Jansen's metaphyseal chondrodysplasia is an extremely rare genetic disorder that affects the development and growth of bones, particularly at the metaphyses: the regions near the ends of long bones. Individuals with this condition exhibit short stature, limb deformities, and abnormalities in calcium and phosphate metabolism. The disorder is typically evident in early childhood and is classified under skeletal dysplasias, which are disorders involving bone and cartilage growth. It was first described by Murk Jansen in 1934.

Causes

Jansen's metaphyseal chondrodysplasia is caused by activating mutations in the PTH1R gene, which encodes the parathyroid hormone/parathyroid hormone-related peptide receptor 1. This receptor is involved in the regulation of bone and cartilage development as well as calcium homeostasis. The mutations result in continuous activation of the receptor, even in the absence of the hormone, leading to abnormal bone growth and mineral metabolism. The condition follows an autosomal dominant inheritance pattern, although most reported cases arise from new (de novo) mutations with no family history.

Symptoms

The clinical features of Jansen's metaphyseal chondrodysplasia can vary in severity, but commonly include:

  • Severe short stature due to abnormal bone growth

  • Bowing of the arms and legs

  • Waddling gait

  • Widened and irregular metaphyses on X-ray

  • Facial dysmorphism such as prominent eyes or midface hypoplasia

  • Hypercalcemia (elevated blood calcium levels)
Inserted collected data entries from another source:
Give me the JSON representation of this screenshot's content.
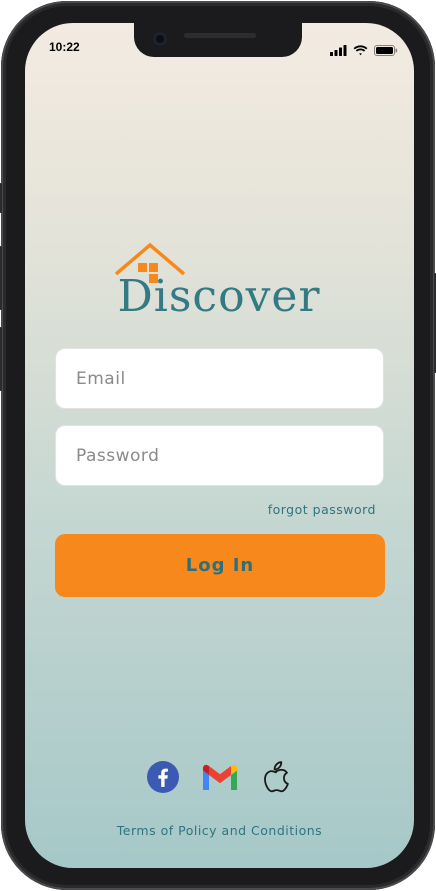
{
  "status_bar": {
    "time": "10:22",
    "icons": [
      "signal-icon",
      "wifi-icon",
      "battery-icon"
    ]
  },
  "logo": {
    "text": "Discover",
    "icon": "house-icon",
    "brand_color": "#337a84",
    "accent_color": "#f7891c"
  },
  "login_form": {
    "email_placeholder": "Email",
    "email_value": "",
    "password_placeholder": "Password",
    "password_value": "",
    "forgot_password_label": "forgot password",
    "login_button_label": "Log In"
  },
  "social_login": {
    "providers": [
      "facebook-icon",
      "gmail-icon",
      "apple-icon"
    ]
  },
  "footer": {
    "terms_label": "Terms of Policy and Conditions"
  }
}
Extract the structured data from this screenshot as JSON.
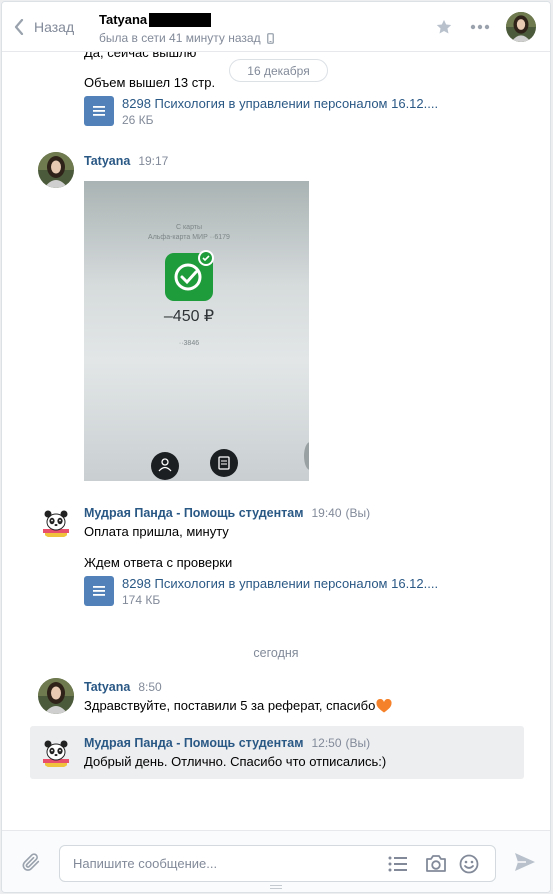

  • Low serum phosphate levels

  • Suppressed parathyroid hormone (PTH) levels due to constitutive receptor activation

Diagnosis

Diagnosis of Jansen’s metaphyseal chondrodysplasia is based on a combination of clinical presentation, biochemical tests, radiological findings, and genetic confirmation. Key diagnostic tools include:

  • Physical examination revealing skeletal deformities and growth abnormalities

  • Blood tests showing elevated calcium, low phosphate, and suppressed PTH

  • Radiographic imaging revealing metaphyseal widening and irregularities

  • Genetic testing confirming a mutation in the PTH1R gene

Early diagnosis is essential to manage complications and monitor skeletal development.

Treatment

There is no curative treatment for Jansen’s metaphyseal chondrodysplasia. Management focuses on alleviating symptoms, correcting deformities, and managing abnormal calcium and phosphate levels. Treatment options may include:

  • Medications to reduce serum calcium levels if hypercalcemia is severe

  • Orthopedic interventions, including surgery, for skeletal deformities and improved mobility

  • Physical therapy to enhance muscle strength and joint function

  • Regular monitoring of growth, bone development, and metabolic markers

  • Supportive therapies to address developmental delays, if present

Prognosis

The prognosis of Jansen’s metaphyseal chondrodysplasia depends on the severity of skeletal deformities and the extent of metabolic imbalance. While the condition is lifelong, many individuals can lead fulfilling lives with appropriate medical care and orthopedic support. Severe cases may have complications related to hypercalcemia, such as kidney stones or neurological symptoms. Life expectancy may be normal with vigilant management of systemic effects and skeletal complications.

Medical Disclaimer

The information provided on this page is for educational purposes only and is not a substitute for professional medical advice, diagnosis, or treatment. Always seek the advice of your physician or other qualified health provider with any questions you may have regarding a medical condition.